Studying the impact of stressful life events on anxiety symptoms using instruments which cover a wider range of events across the lifespan is another direction for future research. The use of a comprehensive set of assessment tools that encompass events experienced from childhood through adulthood, would provide a more comprehensive understanding of how different types and timing of stressful or traumatic events may contribute to the development and severity of anxiety symptoms (van Veen et al., 2013).

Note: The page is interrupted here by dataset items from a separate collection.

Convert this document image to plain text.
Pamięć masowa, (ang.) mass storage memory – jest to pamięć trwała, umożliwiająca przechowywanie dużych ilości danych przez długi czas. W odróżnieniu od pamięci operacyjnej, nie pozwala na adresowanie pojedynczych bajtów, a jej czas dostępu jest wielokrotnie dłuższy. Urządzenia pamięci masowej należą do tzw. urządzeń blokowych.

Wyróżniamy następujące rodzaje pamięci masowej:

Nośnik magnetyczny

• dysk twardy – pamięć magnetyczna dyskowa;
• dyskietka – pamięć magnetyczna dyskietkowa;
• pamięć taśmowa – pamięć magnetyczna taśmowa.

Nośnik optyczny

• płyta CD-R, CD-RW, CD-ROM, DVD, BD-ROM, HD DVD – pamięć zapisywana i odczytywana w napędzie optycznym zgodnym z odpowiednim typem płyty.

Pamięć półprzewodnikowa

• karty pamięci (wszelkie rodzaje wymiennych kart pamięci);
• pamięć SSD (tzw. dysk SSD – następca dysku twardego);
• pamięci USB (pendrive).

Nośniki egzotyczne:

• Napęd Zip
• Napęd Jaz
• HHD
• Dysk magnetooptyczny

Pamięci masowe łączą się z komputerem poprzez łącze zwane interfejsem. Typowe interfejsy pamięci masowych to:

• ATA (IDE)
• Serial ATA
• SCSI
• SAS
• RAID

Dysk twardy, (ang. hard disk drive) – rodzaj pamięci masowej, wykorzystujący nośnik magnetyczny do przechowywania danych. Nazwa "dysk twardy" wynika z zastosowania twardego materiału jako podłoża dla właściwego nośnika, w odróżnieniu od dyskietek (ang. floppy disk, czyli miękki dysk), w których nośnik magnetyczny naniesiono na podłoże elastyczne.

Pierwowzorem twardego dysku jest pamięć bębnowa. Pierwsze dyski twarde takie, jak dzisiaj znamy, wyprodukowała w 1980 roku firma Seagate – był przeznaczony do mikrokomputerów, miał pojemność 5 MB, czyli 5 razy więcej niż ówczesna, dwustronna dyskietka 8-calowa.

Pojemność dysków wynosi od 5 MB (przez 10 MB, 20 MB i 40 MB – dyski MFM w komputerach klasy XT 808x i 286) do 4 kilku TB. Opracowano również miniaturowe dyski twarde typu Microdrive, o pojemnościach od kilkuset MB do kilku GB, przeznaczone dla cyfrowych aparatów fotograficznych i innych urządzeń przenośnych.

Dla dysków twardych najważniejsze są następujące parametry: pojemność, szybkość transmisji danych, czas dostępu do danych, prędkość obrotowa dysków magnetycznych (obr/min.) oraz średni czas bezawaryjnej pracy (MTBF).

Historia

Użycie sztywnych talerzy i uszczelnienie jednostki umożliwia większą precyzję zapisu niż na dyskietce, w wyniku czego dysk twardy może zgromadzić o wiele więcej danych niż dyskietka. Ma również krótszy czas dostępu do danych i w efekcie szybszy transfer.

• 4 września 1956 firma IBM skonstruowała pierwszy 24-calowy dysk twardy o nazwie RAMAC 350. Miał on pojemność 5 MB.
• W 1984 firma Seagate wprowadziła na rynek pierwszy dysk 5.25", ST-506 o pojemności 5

Finally, since both executive functioning and social cognition are both psychological constructs composed of diverse processes, future research could focus on exploring the relationship between anxiety and these specific processes, to distinguish which of them are relevant for its prevention and intervention. In addition, since both variables have shown to be more strongly related to anxiety in populations different to the general adult population (Fonoff et al., 2015; Hollocks et al., 2014; Pearcey et al., 2021), studies comparing between populations would be informative.

Conclusion

Variables mildly studied previously in relation to anxiety are relevant to its understanding and could also be useful for its treatment and prevention. Among the variables we studied here, both studies indicated that health indices are especially important to this aim, with stressful events, executive functioning and social cognition still requiring further research to identify their specific relevance.